Il misterioso avvelenamento di Skripal e figlia

Adesso la guerra è a colpi di espulsioni di diplomatici. L’avvelenamento dell’ex spia russa Sergej Skripal e di sua figlia Yulia a Salisbury, nel sud dell’Inghilterra, ha scatenato le ire della premier inglese Theresa May, che si è scagliata – non senza avventatezza – contro Putin, sostenendo che il tentativo di assassinio a mezzo di gas nervino Noviciok sia stato ordinato da Mosca. Molti paesi della UE, oltre a Stati Uniti, Canada e Ucraina si sono schierati con Londra seguendola sulla strada degli allontanamenti di personale diplomatico russo.

Ora, che Putin non sia uno stinco di santo è risaputo ma denunciarlo pubblicamente di un reato così grave sulla base di supposizioni è singolare. La Russia l’anno scorso ha distrutto i propri arsenali chimici, rispettando gli accordi internazionali, ma è possibile che ne siano state conservate delle dosi.

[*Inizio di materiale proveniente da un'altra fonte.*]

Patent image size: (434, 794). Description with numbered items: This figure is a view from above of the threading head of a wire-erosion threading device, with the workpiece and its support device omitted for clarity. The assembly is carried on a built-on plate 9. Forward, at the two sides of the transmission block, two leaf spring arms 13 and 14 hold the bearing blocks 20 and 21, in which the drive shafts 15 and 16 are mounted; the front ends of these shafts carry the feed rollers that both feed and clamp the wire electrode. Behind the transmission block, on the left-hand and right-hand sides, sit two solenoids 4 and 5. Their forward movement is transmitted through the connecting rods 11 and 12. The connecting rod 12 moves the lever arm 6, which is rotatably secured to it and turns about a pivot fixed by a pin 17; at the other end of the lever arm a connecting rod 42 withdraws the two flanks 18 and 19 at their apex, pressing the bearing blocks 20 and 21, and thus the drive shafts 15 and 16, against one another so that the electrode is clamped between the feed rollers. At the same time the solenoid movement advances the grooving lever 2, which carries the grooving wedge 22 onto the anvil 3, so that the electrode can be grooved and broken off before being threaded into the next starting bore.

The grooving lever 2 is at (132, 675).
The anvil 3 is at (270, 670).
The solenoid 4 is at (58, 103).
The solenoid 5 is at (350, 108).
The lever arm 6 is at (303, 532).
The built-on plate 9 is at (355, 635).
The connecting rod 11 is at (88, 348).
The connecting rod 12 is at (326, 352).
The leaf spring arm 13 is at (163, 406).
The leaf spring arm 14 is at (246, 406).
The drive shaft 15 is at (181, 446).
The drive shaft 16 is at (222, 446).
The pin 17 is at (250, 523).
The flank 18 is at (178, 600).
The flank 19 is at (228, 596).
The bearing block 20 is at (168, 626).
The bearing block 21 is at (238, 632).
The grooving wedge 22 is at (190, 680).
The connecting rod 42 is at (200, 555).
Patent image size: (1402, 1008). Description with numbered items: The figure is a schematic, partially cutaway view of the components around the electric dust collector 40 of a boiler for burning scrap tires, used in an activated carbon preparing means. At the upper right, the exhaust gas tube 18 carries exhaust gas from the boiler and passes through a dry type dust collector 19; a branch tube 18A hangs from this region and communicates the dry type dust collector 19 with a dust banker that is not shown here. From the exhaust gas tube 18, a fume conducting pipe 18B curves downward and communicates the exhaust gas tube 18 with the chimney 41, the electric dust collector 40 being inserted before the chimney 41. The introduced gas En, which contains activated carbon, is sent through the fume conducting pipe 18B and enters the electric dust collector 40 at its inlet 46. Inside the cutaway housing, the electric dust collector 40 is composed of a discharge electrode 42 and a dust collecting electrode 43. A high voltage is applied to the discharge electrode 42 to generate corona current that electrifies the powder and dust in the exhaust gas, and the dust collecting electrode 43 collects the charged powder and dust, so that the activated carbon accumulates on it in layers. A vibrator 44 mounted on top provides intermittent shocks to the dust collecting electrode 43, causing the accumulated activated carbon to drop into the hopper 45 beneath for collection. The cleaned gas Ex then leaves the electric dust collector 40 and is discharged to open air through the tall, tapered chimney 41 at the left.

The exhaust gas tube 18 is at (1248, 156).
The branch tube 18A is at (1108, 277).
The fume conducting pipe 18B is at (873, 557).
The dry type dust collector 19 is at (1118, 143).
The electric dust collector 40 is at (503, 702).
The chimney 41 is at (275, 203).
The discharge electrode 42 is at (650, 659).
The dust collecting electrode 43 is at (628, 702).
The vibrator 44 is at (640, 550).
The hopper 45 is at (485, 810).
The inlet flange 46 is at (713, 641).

E ci sono i precedenti di altri omicidi “misteriosi”, su tutti quelli di Aleksandr Litvinenko – ex agente dei servizi segreti avvelenato con il polonio a Londra nel 2006 – della giornalista Anna Politkovskaja – uccisa a revolverate nell’ascensore del suo palazzo a Mosca nell’ottobre dello stesso anno – e dell’oppositore politico Boris Nemtsov – crivellato a colpi di fucile a due passi dal Cremlino tre anni fa. Però ricondurre queste uccisioni a un’unica regia è semplicistico.

Così come è fuori della realtà immaginare tutto il territorio russo – che è immenso, ordinato in senso federale e con strutture di controllo relativamente giovani e perciò deboli – sotto il ferreo controllo dello “zar”. E probabilmente Putin non controlla neanche tutti gli apparati dello Stato. Tra l’altro non avrebbe avuto senso macchiarsi di un duplice attentato (Skripal e la figlia non sono morti ma non si sa se sopravviveranno, e comunque hanno riportato danni celebrali permanenti) proprio nel momento in cui si apprestava a vincere le elezioni con più del 76% dei consensi. Certo, non gli dispiace dare a intendere che abbia la situazione in pugno, e forse preferisce passare per assassino piuttosto che fare la figura del leader debole. O, ancora di più, non gli dispiace che l’accaduto faccia da monito a futura memoria.